We recommend a change model certification process to ensure that an entire end-to-end pipeline workflow adheres to the requirements of your change control policy and mitigates business risk, while delivering desired business value. The change enablement practice should define clear criteria necessary for certification of each pipeline that desires to have automated continuous deployment permission.
It is worth noting that from an ITIL perspective, when automating a change model, you are integrating three practices into one value stream: release management, change enablement, and deployment management.
Automated testing and rollback
A change model that has automated testing and rollback creates the confidence for continuous deployment. Enable these capabilities for workloads that require automated change models. Without automated testing and failback capabilities, an automated change model may require you to manually pause the pipeline to gain approval for deployment. This may be acceptable for some workloads, and it highlights another benefit of using the cloud to isolate application workloads. By isolating workloads inside their own account or VPC, we can reduce the overall scope of a change, allowing the workload owner to approve it, even if the changes cannot be automatically deployed.
Remediation from failure
An automated change model that uses deployment capabilities, such as blue/green, should still not be approved without considering the consequences of a failure. A backout plan should be a requirement in the change model. In the event of a failure, automated backout can be initiated manually or automatically based on pre-conditions and status monitoring. Although not always possible with every type of change, the requirement should be that changes are reversible where possible. The application's architecture influences the ability to make changes reversible. Not every change can be easily reversed, but this should be the goal to mitigate any business impact in the case of failure.

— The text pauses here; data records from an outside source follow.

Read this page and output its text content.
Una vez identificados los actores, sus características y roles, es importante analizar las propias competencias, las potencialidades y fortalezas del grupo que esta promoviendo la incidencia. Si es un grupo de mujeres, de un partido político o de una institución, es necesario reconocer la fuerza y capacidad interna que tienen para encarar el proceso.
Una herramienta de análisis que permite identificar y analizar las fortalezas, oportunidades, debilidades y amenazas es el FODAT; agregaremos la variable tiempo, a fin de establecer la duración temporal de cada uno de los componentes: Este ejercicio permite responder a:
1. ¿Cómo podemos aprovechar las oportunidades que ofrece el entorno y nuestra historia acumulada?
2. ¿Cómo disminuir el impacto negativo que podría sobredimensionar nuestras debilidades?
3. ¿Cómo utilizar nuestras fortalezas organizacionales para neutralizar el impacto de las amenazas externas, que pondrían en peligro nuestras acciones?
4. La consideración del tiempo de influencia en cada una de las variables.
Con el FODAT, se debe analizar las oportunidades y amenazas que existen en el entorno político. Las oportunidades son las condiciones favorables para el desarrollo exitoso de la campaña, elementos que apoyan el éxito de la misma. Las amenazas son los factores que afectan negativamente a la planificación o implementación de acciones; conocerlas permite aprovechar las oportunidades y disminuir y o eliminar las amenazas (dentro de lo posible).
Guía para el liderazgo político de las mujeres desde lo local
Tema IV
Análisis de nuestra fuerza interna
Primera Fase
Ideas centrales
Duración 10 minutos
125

As discussed, deployments in the AWS Cloud that use an automated
pipeline allow changes to be redeployed quickly and safely,
helping minimize risk and reduce business impact. In certain
scenarios, it may not be possible to backout changes or redeploy,
in which case the organization may need to invoke an incident
management process or a business continuity plan to resolve the
failed deployment in production. For more detail, see
Ensuring
Rollback Safety During Deployments
For your most critical applications, use continuous data
protection in the cloud to provide sub-second recovery point
objectives (RPOs) and recovery time objectives (RTOs) in minutes.
For more detail, see
AWS Elastic Disaster Recovery
Modern deployment methods in the cloud allow for fast or instant
rollback. For example, with blue/green deployments, you can make a
change to a workload by deploying an identical copy (green) of the
live environment (blue) with the configuration change. Users are
then switched to the new environment (green) while the old live
environment (blue) remains available, but idle. For more
information, see
Blue/Green
deployments. In this scenario, if a failure is
discovered, users can be redirected back to the blue environment,
and the business impact can be reduced. It is also possible to
combine this approach with a
canary
release
There are other considerations when choosing a method of deployment, but the key is to use automated methods in your pipeline to enforce requirements.
Amazon CodeCatalyst is a unified software development service for
development teams to quickly build, deliver and scale applications
on AWS while adhering to organization-specific best practices.
Developers can automate development tasks and innovate faster with
generative AI capabilities, and spend less time setting up project
tools, managing CI/CD pipelines, provisioning and configuring
various development environments or coordinating with team
members. IT Leaders can codify organizational best practices at
scale via application blueprints to ensure compliance across teams
with scale. For more information, see
Amazon CodeCatalyst
AWS CloudFormation monitors the state of your application during
stack creation and updating and rollbacks that operation if the
application breaches the threshold of the alarms you've specified.
For each
rollback
you create, you specify the CloudWatch alarm that AWS CloudFormation monitors. AWS CloudFormation monitors the specified
alarms during the stack create or update operation and for the
specified amount of time after it deploys the resources. If any of
the alarms is set off during the stack operation or the monitoring
period, AWS CloudFormation rollbacks the entire stack operation.
For more information, see
AWS CloudFormation
AWS
Adapting your change enablement practice to the cloud
The AWS Cloud facilitates several main adaptations:
-
The ability to automate deployment with deployment techniques that mitigate risk
-
The ability to automate rollback when those deployments fail
-
The automation of change ticket creation from data available in the pipeline, allowing developers to perform all the required steps in their pipeline tool
Because the risk and impact to the business of a failed change can be reduced by these aspects, you can make frequent changes with confidence in the deployment and rollback plans. As a result, your process may also require an update for the acceptance of rolling back changes.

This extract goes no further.